Hay menos de media entrada en mi segundo hogar y veo con disgusto se que ha ocupado mi trono de la columna. Sin problema me voy simétricamente a la casilla opuesta en movimiento de alfil y ya, en el tablero de butacones rojos me acomodo rezando al firmamento azul del firmamento modernista. El lienzo a la realidad se abre entre toldos para mostrar un Retiro en sepia levemente coloreada de niños ricos, tatas, coches de caballos y estética de domingo. Es un entreé de mundo hermético al aire libre que comienza un relato de amor endogámico a tres bandas.

Conchita Montes hace de sí misma, aristócrata obsesionada por la juventud, que se pasea abanicándose ante las miradas del mundo que no vemos para terminar sublimándose en privada diosa griega para ser disfrute de un baile privado de dos amores: su marido Alberto Closas, carisma del cine patrio y Rafael Alonso, la voz de la ortodoxia protectora, la entrega a la causa de la amistad y un amor que dejamos en platonismo y que la crítica posmo ya se ocupará de vulgarizar. Ante la juventud eterna de su diosa compartida, ambos amigos se conservan coleccionando insectos, manufacturando una eternidad de fósiles que evita la descomposición sacrificando, vaya, el movimiento.

Pero el tiempo pasa cruel en planos de arboles del Retiro a verticales cipreses. Las diosas no son permitidas envejecer y desaparecen jóvenes con finale de drama y enfermedad para que un nuevo Retiro, este con proletariado y militares chusqueros, traiga el esperado eterno retorno de la tercera generación. Los amigos, ya caducos y cascarrabias, se siguen sostienen en el recuerdo y en los insectos, cambiando en un último esfuerzo inaudito la decoración del desván hacia lo de siempre, pensando en castillos de Lampedusa, Gatopardos míos que resisten a morir aunque haya que decorar la casa de muertos.

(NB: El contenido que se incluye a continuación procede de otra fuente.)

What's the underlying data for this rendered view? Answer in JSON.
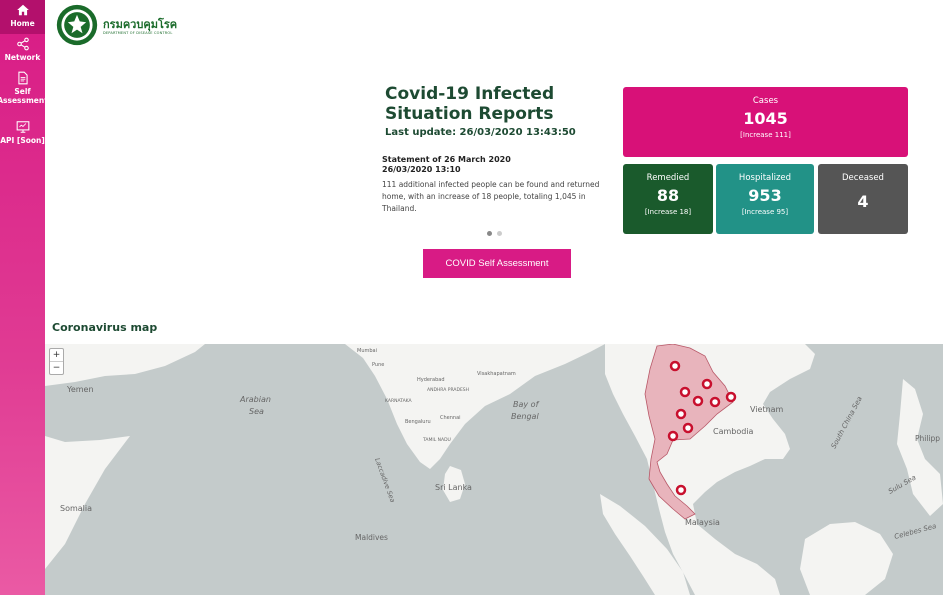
{
  "sidebar": {
    "items": [
      {
        "label": "Home",
        "icon": "home-icon"
      },
      {
        "label": "Network",
        "icon": "share-icon"
      },
      {
        "label": "Self Assessment",
        "icon": "document-icon"
      },
      {
        "label": "API [Soon]",
        "icon": "monitor-icon"
      }
    ]
  },
  "logo": {
    "thai": "กรมควบคุมโรค",
    "eng": "DEPARTMENT OF DISEASE CONTROL"
  },
  "report": {
    "title": "Covid-19 Infected Situation Reports",
    "last_update": "Last update: 26/03/2020 13:43:50",
    "statement_title": "Statement of 26 March 2020",
    "statement_date": "26/03/2020 13:10",
    "statement_body": "111 additional infected people can be found and returned home, with an increase of 18 people, totaling 1,045 in Thailand.",
    "assess_button": "COVID Self Assessment"
  },
  "stats": {
    "cases": {
      "label": "Cases",
      "value": "1045",
      "increase": "[Increase 111]"
    },
    "remedied": {
      "label": "Remedied",
      "value": "88",
      "increase": "[Increase 18]"
    },
    "hospitalized": {
      "label": "Hospitalized",
      "value": "953",
      "increase": "[Increase 95]"
    },
    "deceased": {
      "label": "Deceased",
      "value": "4"
    }
  },
  "map": {
    "title": "Coronavirus map",
    "zoom_in": "+",
    "zoom_out": "−",
    "labels": {
      "yemen": "Yemen",
      "somalia": "Somalia",
      "arabian_sea": "Arabian Sea",
      "bay_of_bengal": "Bay of Bengal",
      "sri_lanka": "Sri Lanka",
      "maldives": "Maldives",
      "laccadive_sea": "Laccadive Sea",
      "vietnam": "Vietnam",
      "cambodia": "Cambodia",
      "malaysia": "Malaysia",
      "south_china_sea": "South China Sea",
      "philippines": "Philipp",
      "sulu_sea": "Sulu Sea",
      "celebes_sea": "Celebes Sea",
      "mumbai": "Mumbai",
      "pune": "Pune",
      "hyderabad": "Hyderabad",
      "bengaluru": "Bengaluru",
      "chennai": "Chennai",
      "karnataka": "KARNATAKA",
      "tamil_nadu": "TAMIL NADU",
      "visakhapatnam": "Visakhapatnam",
      "andhra_pradesh": "ANDHRA PRADESH"
    },
    "colors": {
      "sea": "#c4cbcb",
      "land": "#f4f4f2",
      "thailand": "#e8b4bc",
      "marker": "#c8102e"
    }
  }
}
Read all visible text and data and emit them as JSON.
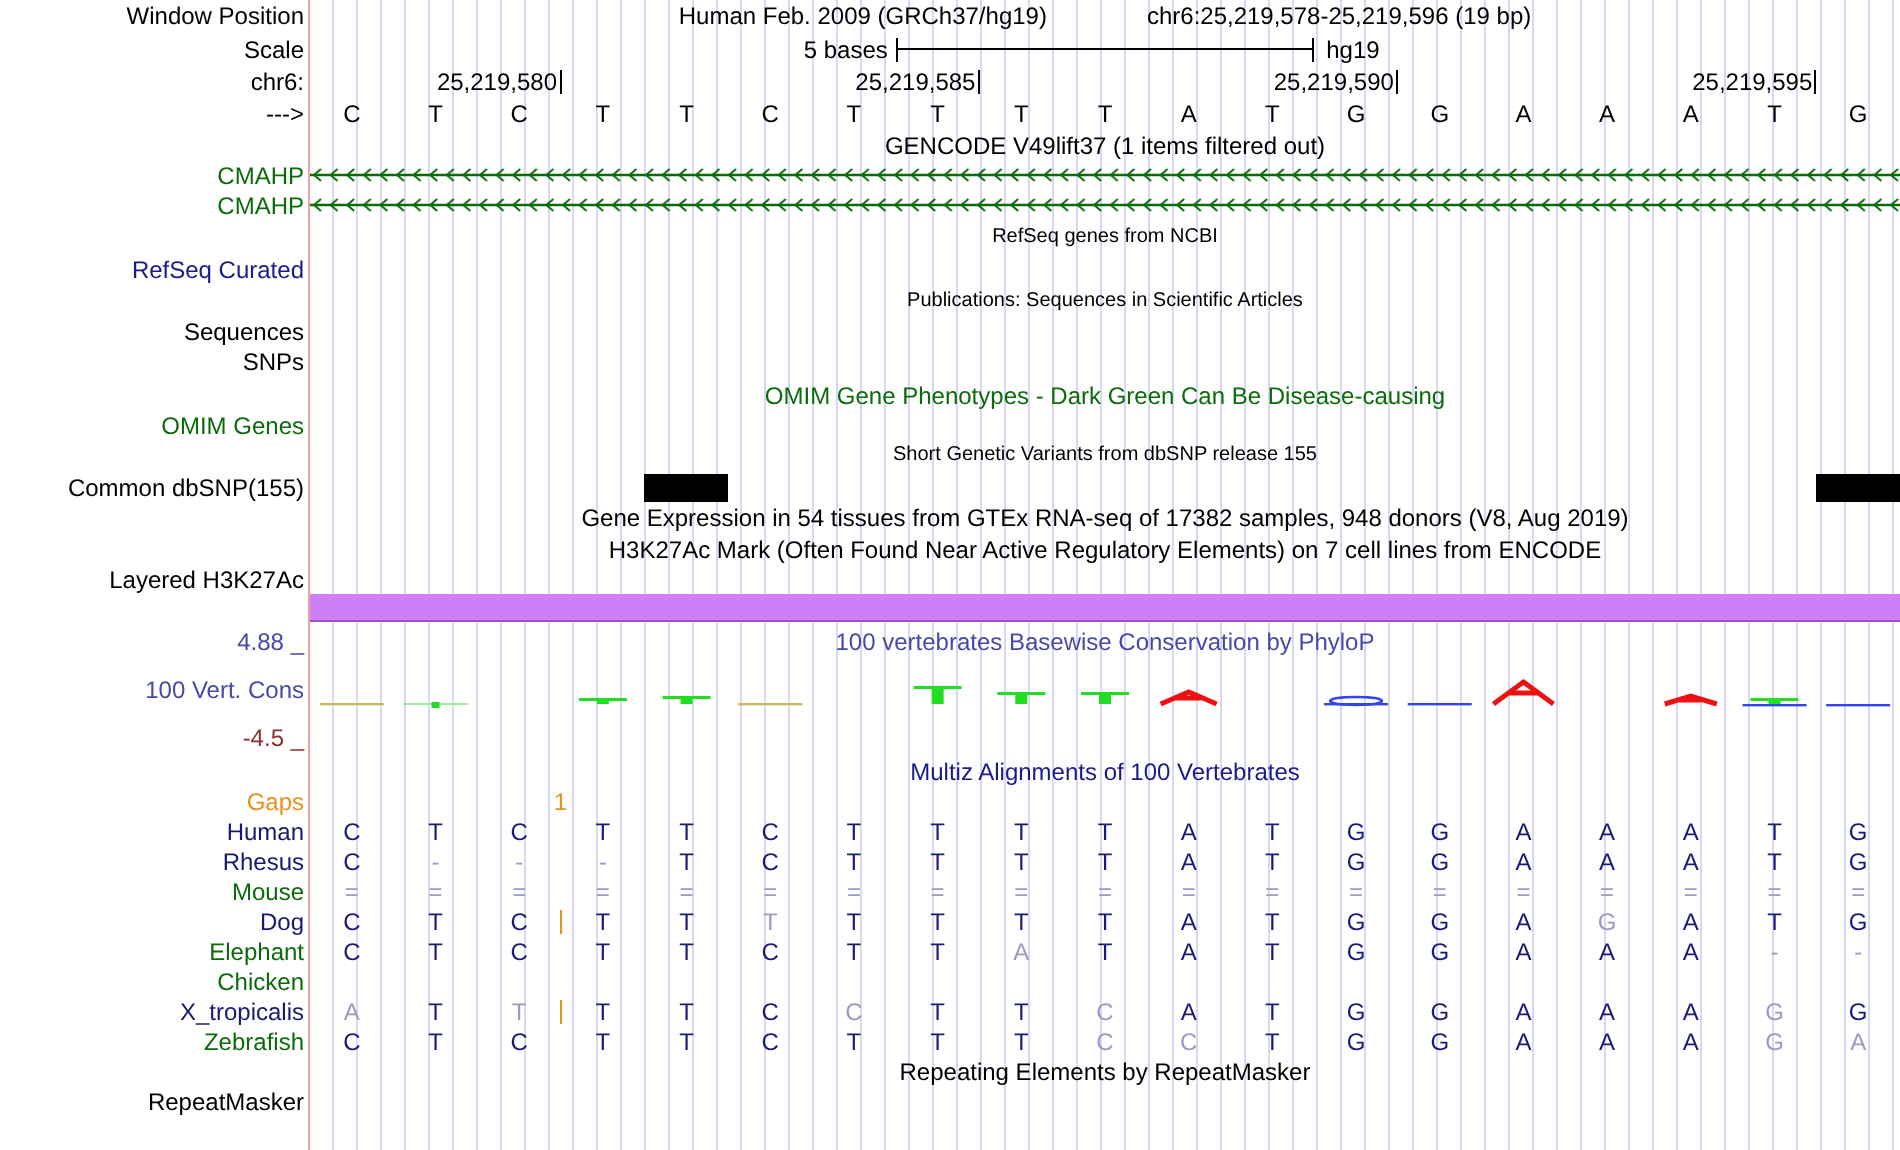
{
  "position": {
    "label": "Window Position",
    "assembly": "Human Feb. 2009 (GRCh37/hg19)",
    "range": "chr6:25,219,578-25,219,596 (19 bp)"
  },
  "scale": {
    "label": "Scale",
    "span": "5 bases",
    "db": "hg19"
  },
  "ruler": {
    "label": "chr6:",
    "ticks": [
      "25,219,580",
      "25,219,585",
      "25,219,590",
      "25,219,595"
    ]
  },
  "sequence": {
    "label": "--->",
    "bases": [
      "C",
      "T",
      "C",
      "T",
      "T",
      "C",
      "T",
      "T",
      "T",
      "T",
      "A",
      "T",
      "G",
      "G",
      "A",
      "A",
      "A",
      "T",
      "G"
    ]
  },
  "gencode": {
    "title": "GENCODE V49lift37 (1 items filtered out)",
    "genes": [
      {
        "name": "CMAHP"
      },
      {
        "name": "CMAHP"
      }
    ]
  },
  "refseq": {
    "title": "RefSeq genes from NCBI",
    "label": "RefSeq Curated"
  },
  "publications": {
    "title": "Publications: Sequences in Scientific Articles",
    "label": "Sequences"
  },
  "snps": {
    "label": "SNPs"
  },
  "omim": {
    "title": "OMIM Gene Phenotypes - Dark Green Can Be Disease-causing",
    "label": "OMIM Genes"
  },
  "dbsnp": {
    "title": "Short Genetic Variants from dbSNP release 155",
    "label": "Common dbSNP(155)",
    "cells": [
      {
        "variant": false
      },
      {
        "variant": false
      },
      {
        "variant": false
      },
      {
        "variant": false
      },
      {
        "variant": true
      },
      {
        "variant": false
      },
      {
        "variant": false
      },
      {
        "variant": false
      },
      {
        "variant": false
      },
      {
        "variant": false
      },
      {
        "variant": false
      },
      {
        "variant": false
      },
      {
        "variant": false
      },
      {
        "variant": false
      },
      {
        "variant": false
      },
      {
        "variant": false
      },
      {
        "variant": false
      },
      {
        "variant": false
      },
      {
        "variant": true
      }
    ]
  },
  "gtex": {
    "title": "Gene Expression in 54 tissues from GTEx RNA-seq of 17382 samples, 948 donors (V8, Aug 2019)"
  },
  "h3k27ac": {
    "title": "H3K27Ac Mark (Often Found Near Active Regulatory Elements) on 7 cell lines from ENCODE",
    "label": "Layered H3K27Ac"
  },
  "phylop": {
    "title": "100 vertebrates Basewise Conservation by PhyloP",
    "label": "100 Vert. Cons",
    "max": "4.88 _",
    "min": "-4.5 _"
  },
  "multiz": {
    "title": "Multiz Alignments of 100 Vertebrates",
    "gaps": {
      "label": "Gaps",
      "count": "1"
    },
    "species": [
      {
        "name": "Human",
        "color": "#191970",
        "insertion": false,
        "bases": [
          {
            "b": "C",
            "dim": false
          },
          {
            "b": "T",
            "dim": false
          },
          {
            "b": "C",
            "dim": false
          },
          {
            "b": "T",
            "dim": false
          },
          {
            "b": "T",
            "dim": false
          },
          {
            "b": "C",
            "dim": false
          },
          {
            "b": "T",
            "dim": false
          },
          {
            "b": "T",
            "dim": false
          },
          {
            "b": "T",
            "dim": false
          },
          {
            "b": "T",
            "dim": false
          },
          {
            "b": "A",
            "dim": false
          },
          {
            "b": "T",
            "dim": false
          },
          {
            "b": "G",
            "dim": false
          },
          {
            "b": "G",
            "dim": false
          },
          {
            "b": "A",
            "dim": false
          },
          {
            "b": "A",
            "dim": false
          },
          {
            "b": "A",
            "dim": false
          },
          {
            "b": "T",
            "dim": false
          },
          {
            "b": "G",
            "dim": false
          }
        ]
      },
      {
        "name": "Rhesus",
        "color": "#191970",
        "insertion": false,
        "bases": [
          {
            "b": "C",
            "dim": false
          },
          {
            "b": "-",
            "dim": true
          },
          {
            "b": "-",
            "dim": true
          },
          {
            "b": "-",
            "dim": true
          },
          {
            "b": "T",
            "dim": false
          },
          {
            "b": "C",
            "dim": false
          },
          {
            "b": "T",
            "dim": false
          },
          {
            "b": "T",
            "dim": false
          },
          {
            "b": "T",
            "dim": false
          },
          {
            "b": "T",
            "dim": false
          },
          {
            "b": "A",
            "dim": false
          },
          {
            "b": "T",
            "dim": false
          },
          {
            "b": "G",
            "dim": false
          },
          {
            "b": "G",
            "dim": false
          },
          {
            "b": "A",
            "dim": false
          },
          {
            "b": "A",
            "dim": false
          },
          {
            "b": "A",
            "dim": false
          },
          {
            "b": "T",
            "dim": false
          },
          {
            "b": "G",
            "dim": false
          }
        ]
      },
      {
        "name": "Mouse",
        "color": "#0b6b0b",
        "insertion": false,
        "bases": [
          {
            "b": "=",
            "dim": true
          },
          {
            "b": "=",
            "dim": true
          },
          {
            "b": "=",
            "dim": true
          },
          {
            "b": "=",
            "dim": true
          },
          {
            "b": "=",
            "dim": true
          },
          {
            "b": "=",
            "dim": true
          },
          {
            "b": "=",
            "dim": true
          },
          {
            "b": "=",
            "dim": true
          },
          {
            "b": "=",
            "dim": true
          },
          {
            "b": "=",
            "dim": true
          },
          {
            "b": "=",
            "dim": true
          },
          {
            "b": "=",
            "dim": true
          },
          {
            "b": "=",
            "dim": true
          },
          {
            "b": "=",
            "dim": true
          },
          {
            "b": "=",
            "dim": true
          },
          {
            "b": "=",
            "dim": true
          },
          {
            "b": "=",
            "dim": true
          },
          {
            "b": "=",
            "dim": true
          },
          {
            "b": "=",
            "dim": true
          }
        ]
      },
      {
        "name": "Dog",
        "color": "#191970",
        "insertion": true,
        "bases": [
          {
            "b": "C",
            "dim": false
          },
          {
            "b": "T",
            "dim": false
          },
          {
            "b": "C",
            "dim": false
          },
          {
            "b": "T",
            "dim": false
          },
          {
            "b": "T",
            "dim": false
          },
          {
            "b": "T",
            "dim": true
          },
          {
            "b": "T",
            "dim": false
          },
          {
            "b": "T",
            "dim": false
          },
          {
            "b": "T",
            "dim": false
          },
          {
            "b": "T",
            "dim": false
          },
          {
            "b": "A",
            "dim": false
          },
          {
            "b": "T",
            "dim": false
          },
          {
            "b": "G",
            "dim": false
          },
          {
            "b": "G",
            "dim": false
          },
          {
            "b": "A",
            "dim": false
          },
          {
            "b": "G",
            "dim": true
          },
          {
            "b": "A",
            "dim": false
          },
          {
            "b": "T",
            "dim": false
          },
          {
            "b": "G",
            "dim": false
          }
        ]
      },
      {
        "name": "Elephant",
        "color": "#0b6b0b",
        "insertion": false,
        "bases": [
          {
            "b": "C",
            "dim": false
          },
          {
            "b": "T",
            "dim": false
          },
          {
            "b": "C",
            "dim": false
          },
          {
            "b": "T",
            "dim": false
          },
          {
            "b": "T",
            "dim": false
          },
          {
            "b": "C",
            "dim": false
          },
          {
            "b": "T",
            "dim": false
          },
          {
            "b": "T",
            "dim": false
          },
          {
            "b": "A",
            "dim": true
          },
          {
            "b": "T",
            "dim": false
          },
          {
            "b": "A",
            "dim": false
          },
          {
            "b": "T",
            "dim": false
          },
          {
            "b": "G",
            "dim": false
          },
          {
            "b": "G",
            "dim": false
          },
          {
            "b": "A",
            "dim": false
          },
          {
            "b": "A",
            "dim": false
          },
          {
            "b": "A",
            "dim": false
          },
          {
            "b": "-",
            "dim": true
          },
          {
            "b": "-",
            "dim": true
          }
        ]
      },
      {
        "name": "Chicken",
        "color": "#0b6b0b",
        "insertion": false
      },
      {
        "name": "X_tropicalis",
        "color": "#191970",
        "insertion": true,
        "bases": [
          {
            "b": "A",
            "dim": true
          },
          {
            "b": "T",
            "dim": false
          },
          {
            "b": "T",
            "dim": true
          },
          {
            "b": "T",
            "dim": false
          },
          {
            "b": "T",
            "dim": false
          },
          {
            "b": "C",
            "dim": false
          },
          {
            "b": "C",
            "dim": true
          },
          {
            "b": "T",
            "dim": false
          },
          {
            "b": "T",
            "dim": false
          },
          {
            "b": "C",
            "dim": true
          },
          {
            "b": "A",
            "dim": false
          },
          {
            "b": "T",
            "dim": false
          },
          {
            "b": "G",
            "dim": false
          },
          {
            "b": "G",
            "dim": false
          },
          {
            "b": "A",
            "dim": false
          },
          {
            "b": "A",
            "dim": false
          },
          {
            "b": "A",
            "dim": false
          },
          {
            "b": "G",
            "dim": true
          },
          {
            "b": "G",
            "dim": false
          }
        ]
      },
      {
        "name": "Zebrafish",
        "color": "#0b6b0b",
        "insertion": false,
        "bases": [
          {
            "b": "C",
            "dim": false
          },
          {
            "b": "T",
            "dim": false
          },
          {
            "b": "C",
            "dim": false
          },
          {
            "b": "T",
            "dim": false
          },
          {
            "b": "T",
            "dim": false
          },
          {
            "b": "C",
            "dim": false
          },
          {
            "b": "T",
            "dim": false
          },
          {
            "b": "T",
            "dim": false
          },
          {
            "b": "T",
            "dim": false
          },
          {
            "b": "C",
            "dim": true
          },
          {
            "b": "C",
            "dim": true
          },
          {
            "b": "T",
            "dim": false
          },
          {
            "b": "G",
            "dim": false
          },
          {
            "b": "G",
            "dim": false
          },
          {
            "b": "A",
            "dim": false
          },
          {
            "b": "A",
            "dim": false
          },
          {
            "b": "A",
            "dim": false
          },
          {
            "b": "G",
            "dim": true
          },
          {
            "b": "A",
            "dim": true
          }
        ]
      }
    ]
  },
  "repeatmasker": {
    "title": "Repeating Elements by RepeatMasker",
    "label": "RepeatMasker"
  }
}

Y la diosa vuelve a bajar por las escaleras con su túnica perturbadora resucitando a los viejos en otro baile privado y con champan para forzar en una trinidad esa inmortalidad pagana y circular de un eternoretornismo madriles y limpio.

Sale el Fin, casi abrupto para encender las luces y el mas acá, continua en la Plaza de Antón Martín entre tabernas de personajes que entre calles de letras desembocan en un paseo de Neptuno a Cibeles, nuestro foro antiguo. Se va haciendo la calma hasta que subiendo hasta la Puerta de Alcalá me detengo escuchando la música que sale del Retiro en estas horas inmortales donde se pasean fantasmas en carros de caballos de época.